過去数十年間に建てられた近代的な建物は日本の都市にあるものとそう大きな違いはないが、それよりも古い建物は装飾が凝らされていたり、日本では見かけないフォルムや質感だったりでいくら眺めていても飽きることがない。

けれど、ドイツの歴史をほとんど知らずに街歩きをしていた頃は、そうした古い建物をすべて「西洋建築」というたった一つのカテゴリーで認識していて、どれがいつの時代のものなのかまったく見当がつかなかった。最近になってようやく、建物を外観からいくつかのグループに分類して認識できるようになって来て、ますます街歩きが楽しくなっている。

建築史におけるそれぞれのエポックは、単なる美的意識の移り変わりではなく、それぞれの時代の技術革新や政治、イデオロギーとも関わっていることがおぼろげながら見えて来た。

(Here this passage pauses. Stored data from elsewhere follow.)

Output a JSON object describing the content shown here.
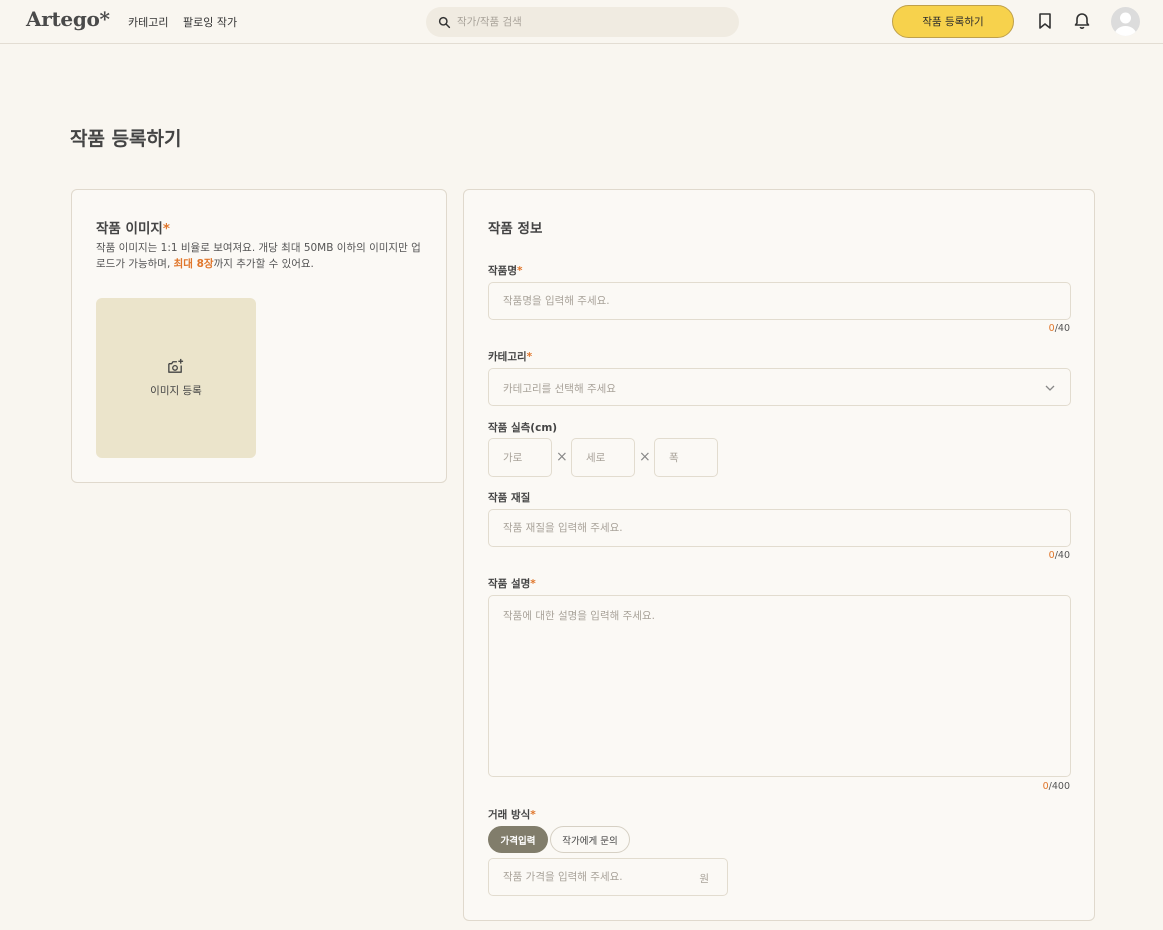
{
  "header": {
    "logo": "Artego*",
    "nav": [
      "카테고리",
      "팔로잉 작가"
    ],
    "search_placeholder": "작가/작품 검색",
    "register_label": "작품 등록하기"
  },
  "page_title": "작품 등록하기",
  "image_section": {
    "title": "작품 이미지",
    "required_mark": "*",
    "desc_before": "작품 이미지는 1:1 비율로 보여져요. 개당 최대 50MB 이하의 이미지만 업로드가 가능하며, ",
    "desc_highlight": "최대 8장",
    "desc_after": "까지 추가할 수 있어요.",
    "upload_label": "이미지 등록"
  },
  "info_section": {
    "title": "작품 정보",
    "name": {
      "label": "작품명",
      "required": "*",
      "placeholder": "작품명을 입력해 주세요.",
      "count": "0",
      "max": "/40"
    },
    "category": {
      "label": "카테고리",
      "required": "*",
      "placeholder": "카테고리를 선택해 주세요"
    },
    "size": {
      "label": "작품 실측(cm)",
      "width_placeholder": "가로",
      "height_placeholder": "세로",
      "depth_placeholder": "폭",
      "times": "×"
    },
    "material": {
      "label": "작품 재질",
      "placeholder": "작품 재질을 입력해 주세요.",
      "count": "0",
      "max": "/40"
    },
    "description": {
      "label": "작품 설명",
      "required": "*",
      "placeholder": "작품에 대한 설명을 입력해 주세요.",
      "count": "0",
      "max": "/400"
    },
    "trade": {
      "label": "거래 방식",
      "required": "*",
      "options": [
        "가격입력",
        "작가에게 문의"
      ],
      "selected": "가격입력",
      "price_placeholder": "작품 가격을 입력해 주세요.",
      "unit": "원"
    }
  },
  "colors": {
    "background": "#f9f6f0",
    "accent": "#f7d24c",
    "required": "#e0762b",
    "upload_bg": "#ebe4cb",
    "active_pill": "#817d6b"
  }
}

ベルリン・ブランデンブルク探検隊」では、相棒の由希さんが建物好きなこともあって建物をメインテーマの一つにしているが、今回は旧東ベルリンのカール・マルクス・アレーを中心にスターリン建築を取り上げた。長年ベルリンに住んだ由希さんが撮影した東ベルリンやワルシャワのスターリン建築と、私の手持ちの東ドイツの他の町や本場モスクワのスターリン建築の写真を合わせて以下のスライド動画ができた。スターリン建築は個人的には好みの建築様式というわけではないけれど、インパクトが大きいし、それらが建てられた背景はやはり興味深い。動画で紹介したものだけでなく、旧社会主義国のあちこちに類似の建築物がたくさん残っていることだろう。今後、もっと見る機会があればいいな。